Hunting bats adjust their echolocation to receive weak prey echoes for clutter reduction

Abstract

How animals extract information from their surroundings to guide motor patterns is central to their survival. Here, we use echo-recording tags to show how wild hunting bats adjust their sensory strategies to their prey and natural environment. When searching, bats maximize the chances of detecting small prey by using large sensory volumes. During prey pursuit, they trade spatial for temporal information by reducing sensory volumes while increasing update rate and redundancy of their sensory scenes. These adjustments lead to very weak prey echoes that bats protect from interference by segregating prey sensory streams from the background using a combination of fast-acting sensory and motor strategies. Counterintuitively, these weak sensory scenes allow bats to be efficient hunters close to background clutter broadening the niches available to hunt for insects.

Fig. 1. Bats adjust their vocalizations to receive unmasked prey echoes from gradually smaller sensory volumes to guide prey capture.

(A) During the chase, the bat reduces the outgoing energy (colored dots) of its calls by ~40 dB and increases call repetition rate. Returning prey echoes (black) are very weak and cover a dynamic range of ~20 dB. Wingbeats (gray line) were derived from oscillations in the body acceleration. (B) The estimated target strength (TS) of the prey insect fluctuates between −30 and −20 dB at 0.1 m. The fast fluctuations in TS and EL at the end of the chase (green dashed box) are probably caused by wingbeats from the prey. (C) The measured range of the bat to the prey is shorter than the estimated maximum range over which the bat can hear the insect (dashed black lines). The sensory volumes of each call decrease during the capture (gray lines). (D) The echogram visualizes the sensory scene during the capture. Here, the prey echo stream consisting of ~35 echoes is clearly visible during the entire last second of the chase. The bat approaches the insect with a constant speed of 1.8 m/s in an open environment, as no clutter echoes are recorded by the tag. The dashed black lines mark the zone between two consecutive calls where the bat listens for returning echoes, i.e., the overlap free zone. (E) The dead-reckoned track (black line) and the calculated sensory volumes [colored shapes marking the three phases from (A): search, approach, and buzz] show how the bat maneuvers and adjusts its sensory volume to capture the insect (movie S2).

Fig. 2. Bats switch from a deliberate to a reactive sensorimotor mode upon prey detection.

(A to E) Bats actively adjust their biosonar parameters to different targets (i.e., prey or large background structures such as a tree) (A and B) to regulate the detection distance (C), sensory volume (D), and spatial redundancy (E) during commuting flight and three stages of aerial capture. (F) The sensory-to-motor range ratio is the relationship between the detection range (C) and reaction range of the bats using a reaction time of 100 ms (solid violins) or 200 ms (black outline violins). All plots depict the k means distribution (shaded area) and means (stars) of the data. n = 10 bats, 121 captures (4 to 15 random prey captures per individual to balance the study because the individual bats attack prey between 4 and 103 times per night), 4562 foraging calls, and 4092 commuting calls.

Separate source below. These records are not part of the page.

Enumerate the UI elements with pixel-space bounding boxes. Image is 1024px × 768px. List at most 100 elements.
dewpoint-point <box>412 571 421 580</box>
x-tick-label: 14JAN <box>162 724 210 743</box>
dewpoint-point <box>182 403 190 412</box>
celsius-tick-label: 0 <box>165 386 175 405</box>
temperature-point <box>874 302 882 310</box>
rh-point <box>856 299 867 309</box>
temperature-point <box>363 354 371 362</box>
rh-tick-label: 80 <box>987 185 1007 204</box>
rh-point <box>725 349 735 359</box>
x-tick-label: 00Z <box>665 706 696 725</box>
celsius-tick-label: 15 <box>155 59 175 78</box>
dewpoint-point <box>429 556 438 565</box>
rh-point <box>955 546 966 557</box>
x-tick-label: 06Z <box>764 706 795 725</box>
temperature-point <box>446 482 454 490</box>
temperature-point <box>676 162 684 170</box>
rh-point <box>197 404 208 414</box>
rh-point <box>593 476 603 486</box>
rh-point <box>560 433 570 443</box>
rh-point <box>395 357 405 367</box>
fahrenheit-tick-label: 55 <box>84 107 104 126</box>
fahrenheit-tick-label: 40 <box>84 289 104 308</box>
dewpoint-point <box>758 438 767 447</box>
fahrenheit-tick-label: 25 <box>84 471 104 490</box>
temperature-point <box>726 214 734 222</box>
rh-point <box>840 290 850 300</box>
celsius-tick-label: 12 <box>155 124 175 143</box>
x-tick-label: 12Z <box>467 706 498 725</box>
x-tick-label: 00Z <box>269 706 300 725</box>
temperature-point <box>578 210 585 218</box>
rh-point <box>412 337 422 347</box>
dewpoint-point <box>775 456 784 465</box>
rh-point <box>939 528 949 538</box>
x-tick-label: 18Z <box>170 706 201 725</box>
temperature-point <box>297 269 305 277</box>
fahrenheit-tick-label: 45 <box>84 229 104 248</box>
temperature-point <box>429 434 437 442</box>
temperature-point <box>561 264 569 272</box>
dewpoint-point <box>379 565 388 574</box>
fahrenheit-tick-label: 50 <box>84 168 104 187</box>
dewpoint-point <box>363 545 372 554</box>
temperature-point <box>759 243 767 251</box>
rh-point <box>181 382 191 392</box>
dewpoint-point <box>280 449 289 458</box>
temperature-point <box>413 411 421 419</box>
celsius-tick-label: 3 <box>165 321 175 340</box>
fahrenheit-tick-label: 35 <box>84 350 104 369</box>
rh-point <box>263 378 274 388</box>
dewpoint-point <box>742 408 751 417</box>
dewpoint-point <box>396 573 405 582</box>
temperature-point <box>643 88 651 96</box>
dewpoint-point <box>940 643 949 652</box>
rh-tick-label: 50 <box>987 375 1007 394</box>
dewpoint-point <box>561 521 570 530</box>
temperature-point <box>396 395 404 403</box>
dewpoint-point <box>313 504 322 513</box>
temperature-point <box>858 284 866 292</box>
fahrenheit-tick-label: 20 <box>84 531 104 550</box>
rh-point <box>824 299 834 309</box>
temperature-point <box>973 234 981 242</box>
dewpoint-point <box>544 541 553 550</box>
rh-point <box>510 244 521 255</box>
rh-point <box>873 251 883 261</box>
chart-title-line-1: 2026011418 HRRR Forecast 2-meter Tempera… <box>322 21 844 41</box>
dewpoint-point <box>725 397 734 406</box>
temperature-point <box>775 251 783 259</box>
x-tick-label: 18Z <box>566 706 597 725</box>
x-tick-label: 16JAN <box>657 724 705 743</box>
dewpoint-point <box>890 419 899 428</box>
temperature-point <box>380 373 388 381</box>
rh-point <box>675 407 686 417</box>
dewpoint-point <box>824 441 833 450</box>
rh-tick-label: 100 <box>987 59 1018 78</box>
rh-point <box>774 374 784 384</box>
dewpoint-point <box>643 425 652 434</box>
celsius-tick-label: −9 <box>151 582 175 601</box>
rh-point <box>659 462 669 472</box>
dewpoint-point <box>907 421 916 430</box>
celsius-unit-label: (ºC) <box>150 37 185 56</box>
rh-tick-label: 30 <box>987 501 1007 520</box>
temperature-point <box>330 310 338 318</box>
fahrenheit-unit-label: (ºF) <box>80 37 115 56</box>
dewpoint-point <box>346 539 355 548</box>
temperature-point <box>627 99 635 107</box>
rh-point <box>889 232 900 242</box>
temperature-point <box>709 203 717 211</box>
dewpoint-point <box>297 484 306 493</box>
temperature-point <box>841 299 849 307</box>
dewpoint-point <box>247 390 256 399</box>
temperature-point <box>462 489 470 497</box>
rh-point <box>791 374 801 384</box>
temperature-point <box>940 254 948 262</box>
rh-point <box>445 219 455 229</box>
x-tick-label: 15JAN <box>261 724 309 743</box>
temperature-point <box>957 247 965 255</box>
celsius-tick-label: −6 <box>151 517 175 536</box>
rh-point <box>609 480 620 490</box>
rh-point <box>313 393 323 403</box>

Fig. 3. Hunting bats actively generate weak prey echoes from a large range of prey items.

(A and B) Estimated TSs of aerial prey vary over a dynamic range of approximately 30 dB. (C and D) Source levels (gray) and prey echo levels (black) change as bats approach their target. (A to C) n = 1387 calls, 204 captures with visible prey echoes. (D) n = 10 bats; 43 recording hours; 1,200,368 calls; 1387 echoes. (E) Distribution of the slope for the distance-dependent change in source level (gray) and received echo level (black). Source levels followed a logarithmic fit to target range with a slope of 29 dB (±11 SD; R² = 0.79); echo levels followed a slope of −10 dB (±10 SD; R² = 0.35). n = 123 captures. This means that call source levels reduce by an average of 8.7 dB [i.e., 29*log₁₀(2)] per halving of distance while echo levels tend to increase by 3 dB over the same distance.

Fig. 4. Bats separate prey and clutter echo streams by acoustic gaze and motor pattern adjustments.

(A) The durations of the current call and the following call determine the inner (gray) and outer (purple) window, which together determine the overlap-free perceptual zone. The echo streams of prey (colored dots) and clutter (colored lines, according to each individually tagged bat; the black line depicts mean clutter distance) are located within the overlap-free zone. Histograms on the right axis show that prey and clutter echoes are spatially separated. (B) Timing of the disappearance of clutter from the auditory scenes (gray) and the maximum change in the flight path (red). The bats approach their prey with flexible nonstereotypic flight patterns, as their maximum change in flight paths span a large time scale (~2 s).